Re: Paranoia about DegradedArray
On Wednesday 29 October 2008, Hendrik Boom wrote:
> I got the message (via email)
>
> This is an automatically generated mail message from mdadm
> running on april
>
> A DegradedArray event had been detected on md device /dev/md0.
>
> Faithfully yours, etc.
>
> P.S. The /proc/mdstat file currently contains the following:
>
> Personalities : [raid1]
> md0 : active raid1 hda3[0]
> 242219968 blocks [2/1] [U_]
>
> unused devices: <none>
>
You don't mention that you've checked the array with
mdadm --detail /dev/md0. Try that and it will give you some good
information.
I've never used /proc/mdstat because the --detail option gives me more
data in one shot. From what I remember, this is a raid1, right? It
looks like it has 2 devices and one is still working, but I might be
wrong. Again --detail will spell out a lot of this explicitly.

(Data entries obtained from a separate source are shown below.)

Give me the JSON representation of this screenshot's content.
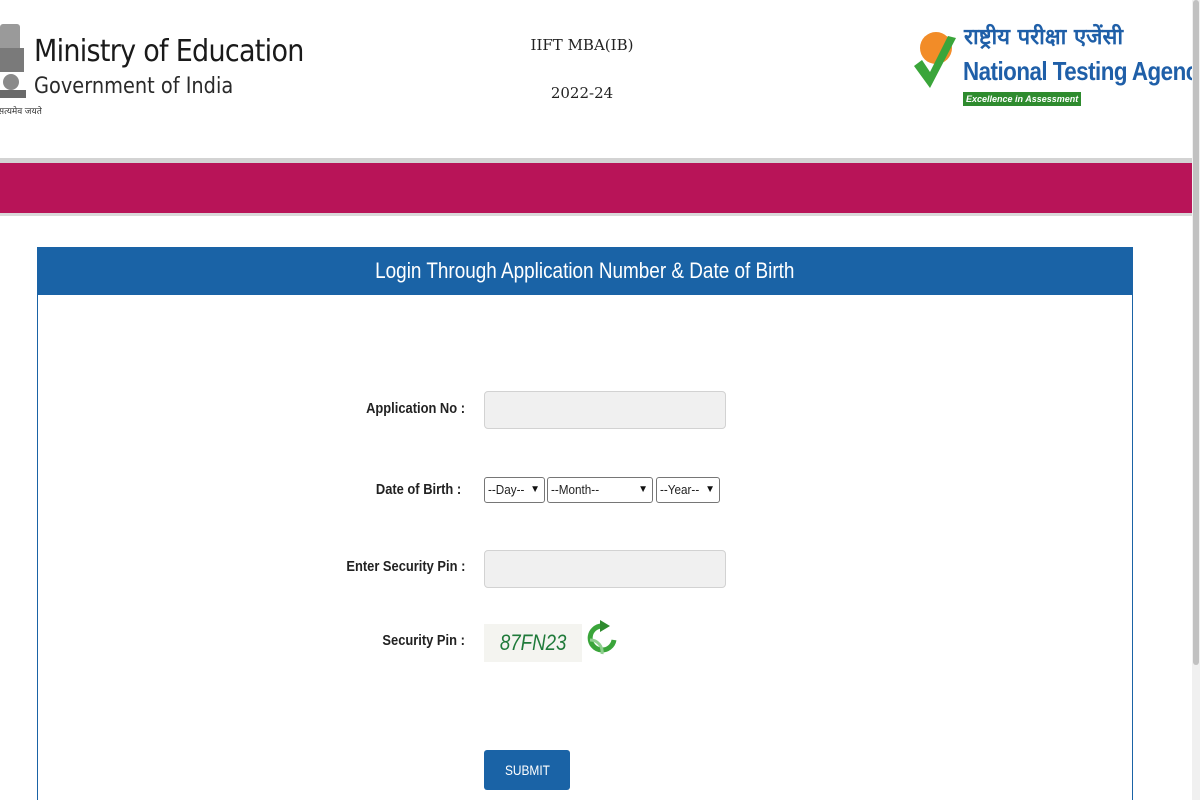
{
  "header": {
    "ministry_title": "Ministry of Education",
    "ministry_subtitle": "Government of India",
    "emblem_motto": "सत्यमेव जयते",
    "exam_name": "IIFT MBA(IB)",
    "exam_session": "2022-24",
    "agency_name_hindi": "राष्ट्रीय परीक्षा एजेंसी",
    "agency_name": "National Testing Agency",
    "agency_tagline": "Excellence in Assessment"
  },
  "colors": {
    "band": "#b81458",
    "primary": "#1a63a6",
    "agency_blue": "#1f5fa8",
    "tagline_green": "#2e8b2e",
    "logo_orange": "#f28c28",
    "logo_green": "#3aa53a"
  },
  "login": {
    "heading": "Login Through Application Number & Date of Birth",
    "application_no_label": "Application No :",
    "application_no_value": "",
    "dob_label": "Date of Birth :",
    "day_selected": "--Day--",
    "month_selected": "--Month--",
    "year_selected": "--Year--",
    "enter_pin_label": "Enter Security Pin :",
    "enter_pin_value": "",
    "security_pin_label": "Security Pin :",
    "captcha_text": "87FN23",
    "submit_label": "SUBMIT"
  },
  "icons": {
    "emblem": "national-emblem-icon",
    "agency_logo": "nta-checkmark-logo",
    "refresh": "refresh-icon",
    "dropdown": "chevron-down-icon"
  }
}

> Now I gather from what I've googled that somehow I've got to get the
> RAID to reestablish the failed drive by copying from the nonfailed
> drive. I do believe the hardware is basically OK, and that what I've
> got is probably a problem due to a power failure (We've had a lot of
> these recently) or something transient.
>
> (a) How do I do this?
If a drive has actually failed, then mdadm --remove /dev/md0 /dev/hdxx.
If the drive has not failed, then you need to fail it first with --fail
as an option/switch for mdadm.
> (b) is hda3 the failed drive, or is it the one that's still working?
That's one of the things mdadm --detail /dev/md0 will tell you. It will
list the active drives and the failed drives.